Today, more than half of the worldwide population lives in cities and the European population seems to be the first one in progression, with a percentage of urban population that reaches 75% of the total (compared to the 60% of 1960s.)
(McKinsey Institute, July 2018)
By 2030, inhabitants of urban areas will be more than 5 billion (61% of the worldwide population at that time). Of course, it is not the first time in human history. Between the end of 800s and the second half of 900s, Rome went from around 200 000 inhabitants up to 3 million.
However, magnitude changes enormously. Onu foresees that by 2030 the number of megalopolis, cities with more than 10 million people, will increase from 31 to 43. In 1975, only 3 of those -tokyo, new york and mexico city- had more than 10 million residents.
Megalopolis will deliver 15% of the worldwide gross product.
The first consequence will be the increasing concentration of consumer income and purchasing power in big metropolitan areas. These will be considered, increasingly more, the main contact point of retail and the principal driver of the consumption trends.
The collateral phenomena of the increasing urbanization will be multiple and important. Among these, the delay in parenting, the reduction of family units, the narrowing of living spaces, the increasing gap between “haves and have nots”
Another trend in urban consumption is the increase of mono-parental families, which is an already dominant phenomenon in many developed countries and is quickly growing in developing countries. By 2030, 19,3% of families will be formed by one person. The shopping basket will consequently change.
In most of the urban areas in emerging and developing countries, consumers in working age (population between 15 and 16 years old) are still dominant.
However, the number of aged consumers, older than 65 years is increasing, not only in mature markets but also in developing countries. As a consequence, the urban consumption is more and more oriented towards services, such as healthcare assistance, education and traveling. In 2030 the consumption of material goods will be inferior to that of services.

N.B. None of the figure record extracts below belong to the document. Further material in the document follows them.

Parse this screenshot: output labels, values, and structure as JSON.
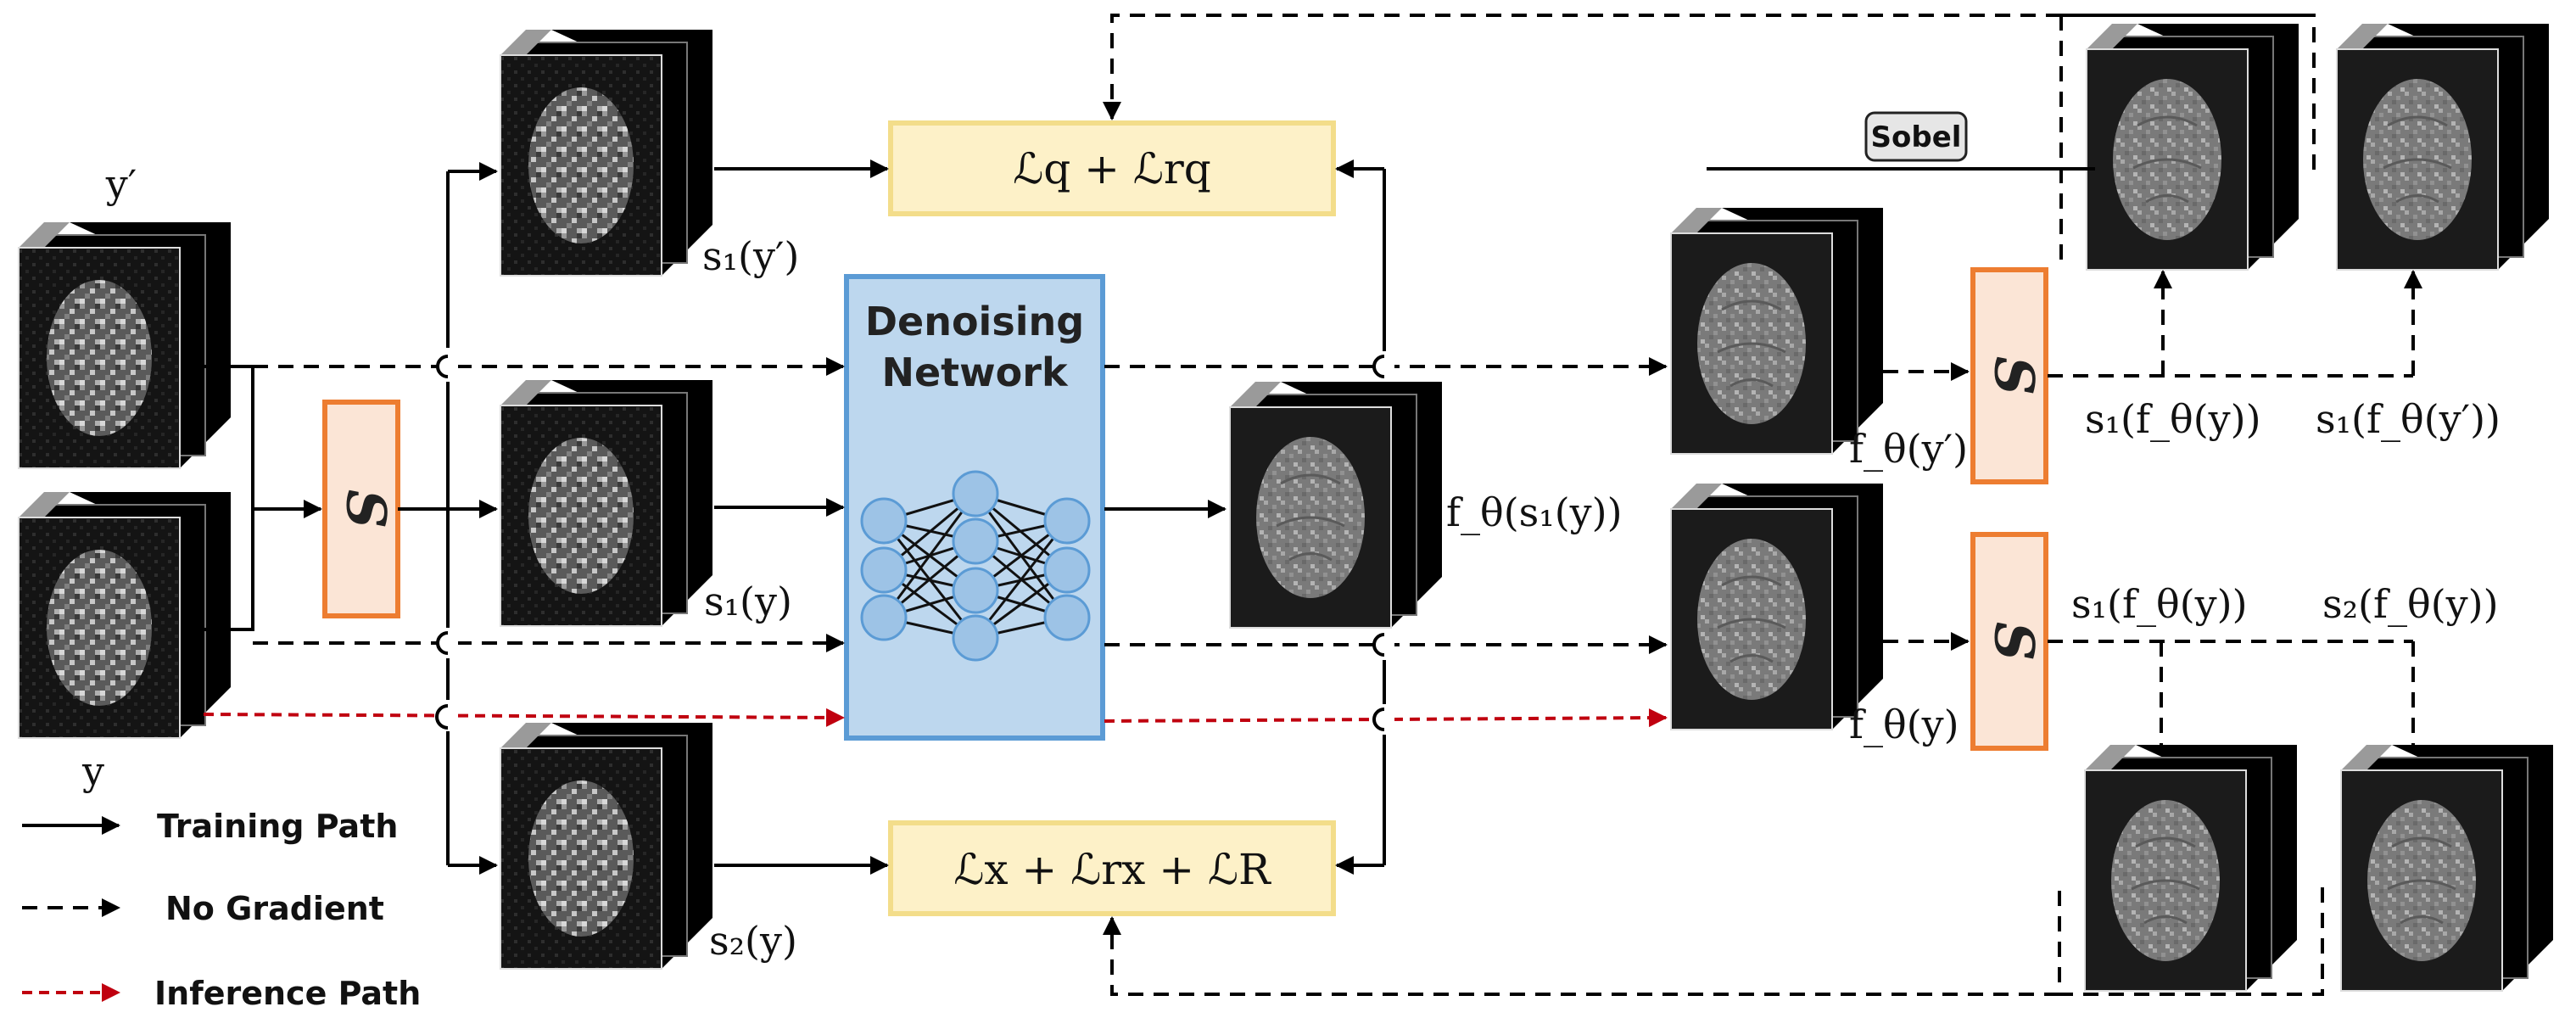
{
  "labels": {
    "y_prime": "y′",
    "y": "y",
    "s1_y_prime": "s₁(y′)",
    "s1_y": "s₁(y)",
    "s2_y": "s₂(y)",
    "f_s1_y": "f_θ(s₁(y))",
    "f_y_prime": "f_θ(y′)",
    "f_y": "f_θ(y)",
    "s1_f_y_top": "s₁(f_θ(y))",
    "s1_f_y_prime": "s₁(f_θ(y′))",
    "s1_f_y_bottom": "s₁(f_θ(y))",
    "s2_f_y": "s₂(f_θ(y))"
  },
  "losses": {
    "top": "ℒq + ℒrq",
    "bottom": "ℒx + ℒrx + ℒR"
  },
  "network": {
    "line1": "Denoising",
    "line2": "Network"
  },
  "sobel": "Sobel",
  "s_symbol": "S",
  "legend": {
    "training": "Training Path",
    "no_gradient": "No Gradient",
    "inference": "Inference Path"
  },
  "colors": {
    "loss_fill": "#fdf1c8",
    "loss_border": "#f3dd8a",
    "network_fill": "#bdd7ee",
    "network_border": "#5b9bd5",
    "s_fill": "#fbe5d6",
    "s_border": "#ed7d31",
    "inference": "#c0000f"
  }
}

The behavior of urban consumers is becoming increasingly more diverse and complex. Therefore, retailers will have to be aware of the changing demographic trends, lifestyles, purchasing habits and dynamics internal to every city. The profiling of consumers and the mapping of the purchasing process will be its prerequisite. And a real commitment should be demonstrated on sustainability.
Driven by transnational immigration, the share of foreigners in many cities increased. This brought to an increase of diversity and multiculticulturalism among urban consumers, making their demand more diverse and complex.

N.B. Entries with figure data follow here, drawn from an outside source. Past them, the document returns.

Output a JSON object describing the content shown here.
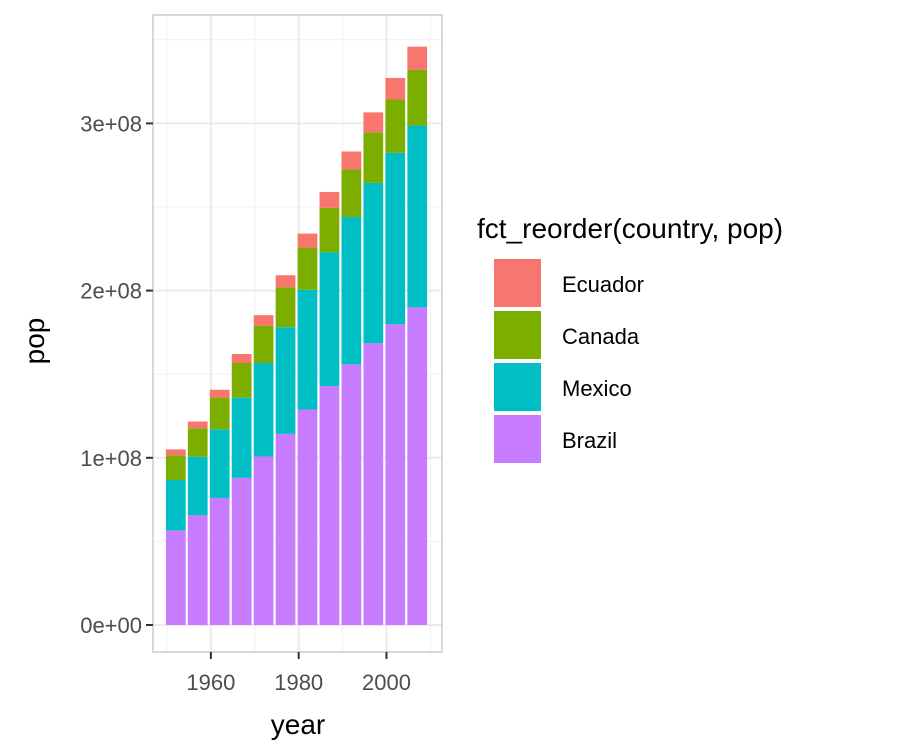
{
  "chart_data": {
    "type": "bar",
    "stacked": true,
    "xlabel": "year",
    "ylabel": "pop",
    "x": [
      1952,
      1957,
      1962,
      1967,
      1972,
      1977,
      1982,
      1987,
      1992,
      1997,
      2002,
      2007
    ],
    "x_ticks": [
      1960,
      1980,
      2000
    ],
    "x_tick_labels": [
      "1960",
      "1980",
      "2000"
    ],
    "ylim": [
      0,
      350000000
    ],
    "y_ticks": [
      0,
      100000000,
      200000000,
      300000000
    ],
    "y_tick_labels": [
      "0e+00",
      "1e+08",
      "2e+08",
      "3e+08"
    ],
    "grid": true,
    "legend": {
      "title": "fct_reorder(country, pop)",
      "placement": "right",
      "entries": [
        "Ecuador",
        "Canada",
        "Mexico",
        "Brazil"
      ]
    },
    "series": [
      {
        "name": "Brazil",
        "color": "#C77CFF",
        "values": [
          56600000,
          65600000,
          76000000,
          88000000,
          100800000,
          114300000,
          128900000,
          142900000,
          155900000,
          168500000,
          179900000,
          190000000
        ]
      },
      {
        "name": "Mexico",
        "color": "#00BFC4",
        "values": [
          30100000,
          35000000,
          41100000,
          47900000,
          55900000,
          63800000,
          71600000,
          80100000,
          88100000,
          95900000,
          102500000,
          108700000
        ]
      },
      {
        "name": "Canada",
        "color": "#7CAE00",
        "values": [
          14800000,
          17000000,
          18900000,
          20800000,
          22300000,
          23800000,
          25200000,
          26500000,
          28500000,
          30300000,
          31900000,
          33400000
        ]
      },
      {
        "name": "Ecuador",
        "color": "#F8766D",
        "values": [
          3500000,
          4100000,
          4700000,
          5400000,
          6300000,
          7300000,
          8400000,
          9500000,
          10700000,
          11900000,
          12900000,
          13800000
        ]
      }
    ]
  }
}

It is important, moreover, to develop an offer which responds to the urban peculiarities. In different cities, the profile of consumers is strictly connected to the local identity, which, oftentimes, overlaps the national one. And, in perspective, it could partially sostitute it.
One thing is certain, the history of retail in the world is in direct relation with internal and external flux of people to the cities. In the US, the Sears case is emblematic.

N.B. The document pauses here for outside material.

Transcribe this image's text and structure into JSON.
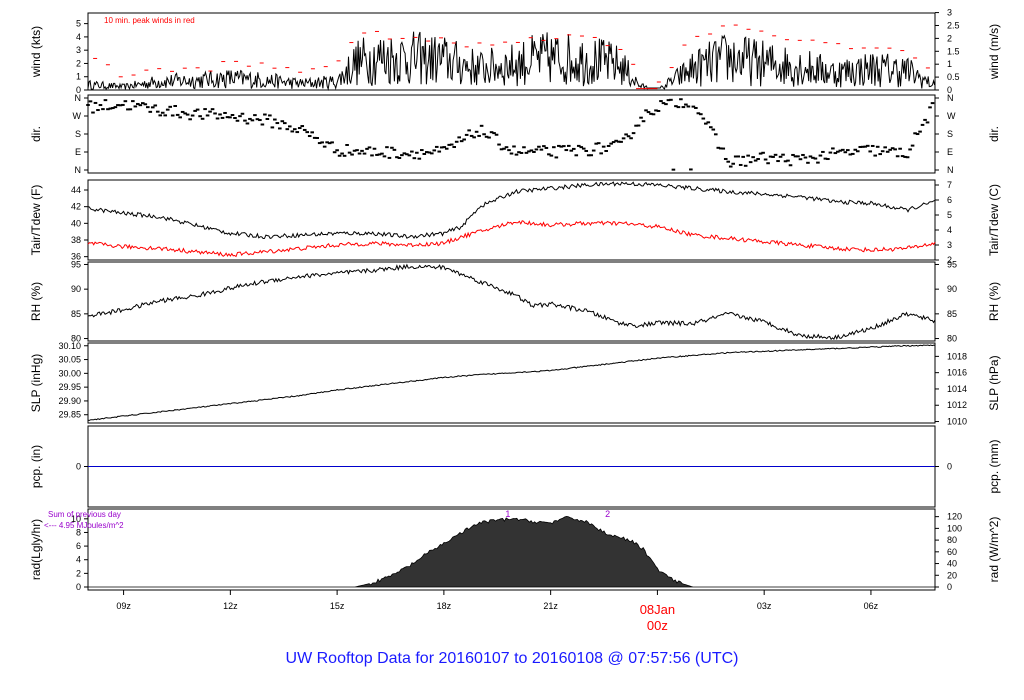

1920, as a direct consequence of industrialization, was a year of turning point for Americans. For the first time in the history of their country, cities absorbed a share of population higher than that of rural areas. To meet the new demographic flux, Sears (the most important American retailer in 1989) significantly increased the number of department stores in cities.
40 years later, however, the same retailer was forced to double the number of suburban stores. Suburbs increased exponentially, and a company of the group, Homart Development Company, started the enormous development of shopping malls in suburban areas. It was an extraordinary success.
The desired planning has oftentimes failed, by substituting the urban slums to the traditional urban model.
Here something that you could try if you live in Great Britain. Go to your favorite urban place, whether it is the center of a big city or of a small market town. Close your eyes, turn around three times and walk to that direction for 15 minutes (or 1 hour if you are in London). I can foresee, with a reasonably degree of certainty, that you fill find yourself in a nasty place.
David Rudlin, Chair of the Academy of Urbanism
Today, the shift of the distribution channel to the cities is always more pronounced. The development does not pass through supermarkets and hypermarkets outside the urban perimeter, and in our western world the phenomenon is evident.
The case of convenience stores in the United Kingdom is suggestive of the importance they assume in the sector of new urban tendencies, or necessities, of consumption. By recognizing the importance of affordability and the relevance assumed by smaller families, big chains such as Tesco are directing their presence toward smaller formats.
Between 2013 and 2018, these selling units grew by 6,9% in terms of market dimensions, against a drop of 1,8 and 4,6% of supermarket and hypermarkets, respectively.
For these selling formats, in Germany, the results in the first quarter 2019 even suggest a loss of 5,5 percentage points in 2018.
Nobody, however, can state with certainty that similar situations show the same successful path everywhere. Walmart's Neighborhood and Walmart Express, for example, have been attempts to create smaller shopping points to align to the needs of the increasing urban population. This experiment proved to be a failure in 2016, when Walmart declared the closure of 154 shops, including all the 102 smaller ones.
In Asia, in the meanwhile, entire commercial villages are being brought into cities. The “vertical” shopping mall Hysan Place, in Hong Kong, is a building of 40 floors which includes 17 levels of retail.
For shopping malls and clients, in the end, the logic of the mountain and Muhammad is the winning one.